Eau, électricité, hygiène : Pour un été réussi

Si, pour d’aucuns, la saison estivale rime avant tout avec repos et délassement, elle signifie, pour d’autres, un surcroît de travail et de responsabilité. Les besoins de la population en matière d’alimentation surtout en énergie électrique et en eau potable connaissent une nette augmentation, ce qui nécessite une mobilisation de plus de ressources. Chacun se prépare à sa manière pour l’été. Sonelgaz, Netcom, APC, Protection civile et associations s’y préparent des mois à l’avance pour parer à toutes éventualités. Dans ce dossier, nous nous sommes rapprochés de ceux dont la mission est d’être au service du citoyen.

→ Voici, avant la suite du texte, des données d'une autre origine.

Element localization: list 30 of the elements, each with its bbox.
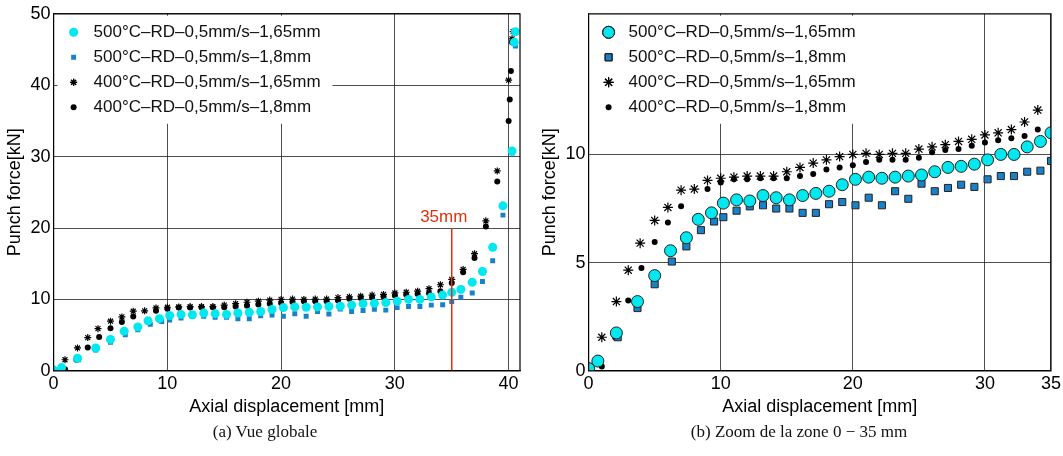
legend-label: 400°C–RD–0,5mm/s–1,65mm bbox=[628, 71, 856, 91]
text: (a) Vue globale bbox=[211, 422, 319, 442]
y-axis-title: Punch force[kN] bbox=[3, 128, 24, 257]
ref-line-label: 35mm bbox=[420, 207, 468, 227]
x-tick-label: 40 bbox=[498, 372, 519, 393]
x-tick-label: 10 bbox=[157, 372, 178, 393]
text: (b) Zoom de la zone 0 − 35 mm bbox=[689, 422, 909, 442]
x-tick-label: 20 bbox=[271, 372, 292, 393]
y-tick-label: 10 bbox=[30, 288, 51, 309]
x-axis-title: Axial displacement [mm] bbox=[189, 396, 385, 417]
y-axis-title: Punch force[kN] bbox=[538, 128, 559, 257]
x-tick-label: 10 bbox=[710, 372, 731, 393]
y-tick-label: 50 bbox=[30, 2, 51, 23]
y-tick-label: 5 bbox=[575, 251, 586, 272]
legend-label: 500°C–RD–0,5mm/s–1,65mm bbox=[93, 21, 321, 41]
y-tick-label: 30 bbox=[30, 145, 51, 166]
y-tick-label: 20 bbox=[30, 216, 51, 237]
legend-label: 500°C–RD–0,5mm/s–1,8mm bbox=[93, 46, 312, 66]
y-tick-label: 40 bbox=[30, 74, 51, 95]
x-axis-title: Axial displacement [mm] bbox=[722, 396, 918, 417]
legend-label: 400°C–RD–0,5mm/s–1,65mm bbox=[93, 71, 321, 91]
legend-label: 500°C–RD–0,5mm/s–1,8mm bbox=[628, 46, 847, 66]
y-tick-label: 10 bbox=[565, 143, 586, 164]
legend-label: 500°C–RD–0,5mm/s–1,65mm bbox=[628, 21, 856, 41]
legend-label: 400°C–RD–0,5mm/s–1,8mm bbox=[93, 96, 312, 116]
x-tick-label: 30 bbox=[974, 372, 995, 393]
legend-label: 400°C–RD–0,5mm/s–1,8mm bbox=[628, 96, 847, 116]
x-tick-label: 20 bbox=[842, 372, 863, 393]
x-tick-label: 30 bbox=[384, 372, 405, 393]
x-tick-label: 35 bbox=[1040, 372, 1061, 393]
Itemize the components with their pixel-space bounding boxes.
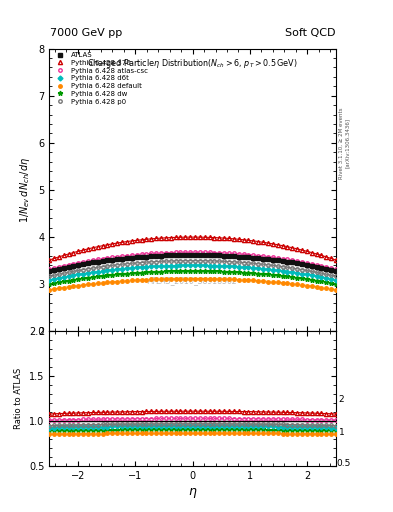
ATLAS (129, 254, 134, 261)
ATLAS (144, 253, 149, 260)
Pythia 6.428 d6t (129, 265, 134, 271)
Text: 2: 2 (339, 395, 344, 404)
Pythia 6.428 atlas-csc (188, 249, 193, 255)
ATLAS (188, 252, 193, 258)
Y-axis label: Ratio to ATLAS: Ratio to ATLAS (14, 368, 23, 429)
Pythia 6.428 default (144, 276, 149, 283)
ATLAS (231, 253, 236, 259)
Pythia 6.428 370 (144, 236, 149, 242)
ATLAS (334, 268, 338, 274)
Pythia 6.428 atlas-csc (47, 266, 51, 272)
Pythia 6.428 default (120, 278, 125, 284)
Pythia 6.428 p0 (120, 261, 125, 267)
Pythia 6.428 p0 (129, 260, 134, 266)
Pythia 6.428 default (47, 287, 51, 293)
ATLAS (47, 268, 51, 274)
Pythia 6.428 dw (95, 273, 100, 280)
Pythia 6.428 atlas-csc (120, 253, 125, 259)
Text: 7000 GeV pp: 7000 GeV pp (50, 28, 123, 38)
Line: Pythia 6.428 d6t: Pythia 6.428 d6t (48, 264, 338, 282)
Pythia 6.428 atlas-csc (334, 266, 338, 272)
Line: Pythia 6.428 default: Pythia 6.428 default (48, 277, 338, 291)
Text: Rivet 3.1.10, ≥ 2M events: Rivet 3.1.10, ≥ 2M events (339, 108, 344, 179)
Pythia 6.428 default (129, 278, 134, 284)
Pythia 6.428 default (334, 287, 338, 293)
Legend: ATLAS, Pythia 6.428 370, Pythia 6.428 atlas-csc, Pythia 6.428 d6t, Pythia 6.428 : ATLAS, Pythia 6.428 370, Pythia 6.428 at… (51, 51, 149, 106)
Pythia 6.428 p0 (95, 264, 100, 270)
Pythia 6.428 p0 (144, 259, 149, 265)
Pythia 6.428 370 (95, 244, 100, 250)
Line: ATLAS: ATLAS (47, 252, 338, 273)
Pythia 6.428 atlas-csc (95, 256, 100, 262)
Pythia 6.428 dw (120, 271, 125, 277)
Pythia 6.428 dw (47, 281, 51, 287)
Pythia 6.428 370 (47, 257, 51, 263)
Pythia 6.428 d6t (120, 266, 125, 272)
Pythia 6.428 p0 (334, 273, 338, 280)
Pythia 6.428 370 (139, 237, 144, 243)
Line: Pythia 6.428 dw: Pythia 6.428 dw (47, 269, 338, 286)
Pythia 6.428 default (95, 280, 100, 286)
Pythia 6.428 dw (231, 269, 236, 275)
Y-axis label: $1/N_{ev}\,dN_{ch}/d\eta$: $1/N_{ev}\,dN_{ch}/d\eta$ (18, 157, 33, 223)
Pythia 6.428 d6t (95, 268, 100, 274)
Pythia 6.428 d6t (334, 277, 338, 283)
Pythia 6.428 370 (129, 238, 134, 244)
X-axis label: $\eta$: $\eta$ (188, 486, 197, 500)
Pythia 6.428 default (188, 275, 193, 282)
Pythia 6.428 370 (120, 239, 125, 245)
Pythia 6.428 d6t (188, 262, 193, 268)
Line: Pythia 6.428 p0: Pythia 6.428 p0 (48, 259, 338, 278)
Line: Pythia 6.428 atlas-csc: Pythia 6.428 atlas-csc (48, 250, 338, 271)
ATLAS (139, 254, 144, 260)
Pythia 6.428 p0 (47, 273, 51, 280)
Text: 0.5: 0.5 (337, 459, 351, 468)
Pythia 6.428 default (139, 277, 144, 283)
Text: Charged Particle$\eta$ Distribution$(N_{ch}>6,\,p_T>0.5\,\mathrm{GeV})$: Charged Particle$\eta$ Distribution$(N_{… (87, 57, 298, 70)
Pythia 6.428 atlas-csc (144, 251, 149, 257)
Pythia 6.428 atlas-csc (231, 250, 236, 257)
Text: ATLAS_2010_S8918562: ATLAS_2010_S8918562 (147, 276, 238, 285)
Pythia 6.428 d6t (47, 277, 51, 283)
Pythia 6.428 atlas-csc (139, 251, 144, 257)
Pythia 6.428 d6t (144, 264, 149, 270)
Pythia 6.428 p0 (139, 260, 144, 266)
Pythia 6.428 p0 (231, 259, 236, 265)
Pythia 6.428 dw (144, 269, 149, 275)
Text: 1: 1 (339, 428, 345, 437)
Text: [arXiv:1306.3436]: [arXiv:1306.3436] (345, 118, 350, 168)
Pythia 6.428 p0 (188, 258, 193, 264)
ATLAS (95, 259, 100, 265)
Pythia 6.428 dw (129, 270, 134, 276)
Pythia 6.428 dw (334, 281, 338, 287)
Pythia 6.428 370 (188, 234, 193, 240)
Pythia 6.428 atlas-csc (129, 252, 134, 258)
Pythia 6.428 370 (231, 236, 236, 242)
Pythia 6.428 dw (139, 269, 144, 275)
Text: Soft QCD: Soft QCD (285, 28, 335, 38)
Pythia 6.428 d6t (139, 264, 144, 270)
Line: Pythia 6.428 370: Pythia 6.428 370 (47, 235, 338, 262)
Pythia 6.428 370 (334, 257, 338, 263)
Pythia 6.428 dw (188, 268, 193, 274)
Pythia 6.428 default (231, 276, 236, 283)
Pythia 6.428 d6t (231, 263, 236, 269)
ATLAS (120, 255, 125, 262)
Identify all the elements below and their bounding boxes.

Ce dernier ressent, en effet, davantage la frustration durant ces mois durant lesquels il redoute, plus que tout, les robinets à sec et le spectre des maladies.

La saison estivale semble échapper, cette année, aux perturbations dues à l’apparition des vagues répétitives de la pandémie de coronavirus. Cette situation d’accalmie permet aux pouvoirs publics de bien préparer et réussir cette saison estivale. C’est, d’ailleurs, ce qu’a affirmé le ministre du Tourisme et de l’Artisanat, Yacine Hammadi, lors de sa dernière sortie médiatique, soulignant la détermination de l’Etat de faire de cet été «une saison touristique et économique par excellence». Cependant, un tel challenge reste tributaire de la prise en charge des besoins grandissants en termes d’énergie électrique, d’eau et d’hygiène en cette période d’été.

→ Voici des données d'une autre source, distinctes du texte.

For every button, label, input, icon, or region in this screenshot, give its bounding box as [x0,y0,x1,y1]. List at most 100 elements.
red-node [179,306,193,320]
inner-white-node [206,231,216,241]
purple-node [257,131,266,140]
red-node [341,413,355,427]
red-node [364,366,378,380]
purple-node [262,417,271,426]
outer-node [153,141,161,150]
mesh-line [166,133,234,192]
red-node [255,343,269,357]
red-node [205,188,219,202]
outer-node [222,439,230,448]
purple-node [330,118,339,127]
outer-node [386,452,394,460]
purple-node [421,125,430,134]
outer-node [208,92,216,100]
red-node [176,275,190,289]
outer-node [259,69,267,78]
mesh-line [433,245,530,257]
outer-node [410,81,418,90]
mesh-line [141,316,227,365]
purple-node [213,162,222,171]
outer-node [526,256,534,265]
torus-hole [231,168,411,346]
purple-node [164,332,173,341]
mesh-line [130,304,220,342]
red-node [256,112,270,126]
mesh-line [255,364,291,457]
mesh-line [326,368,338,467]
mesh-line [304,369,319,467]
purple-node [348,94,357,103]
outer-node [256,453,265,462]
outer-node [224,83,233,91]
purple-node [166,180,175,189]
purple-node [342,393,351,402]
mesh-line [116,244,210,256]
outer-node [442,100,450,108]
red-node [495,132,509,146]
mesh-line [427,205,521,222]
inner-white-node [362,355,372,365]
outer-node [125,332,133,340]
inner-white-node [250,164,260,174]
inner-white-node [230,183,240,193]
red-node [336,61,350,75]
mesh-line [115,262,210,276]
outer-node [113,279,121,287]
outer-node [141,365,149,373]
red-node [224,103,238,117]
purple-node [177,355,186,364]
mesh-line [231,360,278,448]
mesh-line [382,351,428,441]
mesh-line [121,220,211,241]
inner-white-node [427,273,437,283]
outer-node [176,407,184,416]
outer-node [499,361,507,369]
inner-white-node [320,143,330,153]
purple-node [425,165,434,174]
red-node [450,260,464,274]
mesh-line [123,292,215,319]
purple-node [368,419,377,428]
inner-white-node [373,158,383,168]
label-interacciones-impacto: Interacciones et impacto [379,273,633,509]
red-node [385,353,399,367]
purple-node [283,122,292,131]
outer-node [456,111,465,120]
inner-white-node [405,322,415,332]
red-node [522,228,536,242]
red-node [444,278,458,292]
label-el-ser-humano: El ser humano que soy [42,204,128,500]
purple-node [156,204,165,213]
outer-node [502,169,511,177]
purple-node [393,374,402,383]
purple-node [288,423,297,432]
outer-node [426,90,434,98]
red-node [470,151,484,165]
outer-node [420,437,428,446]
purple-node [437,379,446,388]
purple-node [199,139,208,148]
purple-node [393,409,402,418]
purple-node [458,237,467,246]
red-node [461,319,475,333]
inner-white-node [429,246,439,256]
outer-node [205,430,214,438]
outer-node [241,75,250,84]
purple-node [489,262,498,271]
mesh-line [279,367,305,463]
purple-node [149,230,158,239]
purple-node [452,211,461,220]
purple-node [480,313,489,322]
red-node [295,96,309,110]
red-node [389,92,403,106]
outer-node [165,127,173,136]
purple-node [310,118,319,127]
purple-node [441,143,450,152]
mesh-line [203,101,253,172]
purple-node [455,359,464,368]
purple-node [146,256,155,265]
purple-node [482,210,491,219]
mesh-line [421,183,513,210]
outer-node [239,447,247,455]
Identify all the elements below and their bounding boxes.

En effet, un service de qualité dans les structures hôtelières et touristiques ou encore dans les divers espaces publics requiert d’abord un approvisionnement continu en électricité, d’autant plus que le phénomène des coupures récurrentes du courant électrique refait surface chaque été.
Et pour y faire face, les services de Sonelgaz ont précédé, récemment, à l’élaboration des plans visant à renforcer leurs unités de production et les réseaux de distribution, notamment dans les wilayas du sud, réputées par des pics de consommation en énergie électrique. Des plans qui devraient concerner également les villes côtières.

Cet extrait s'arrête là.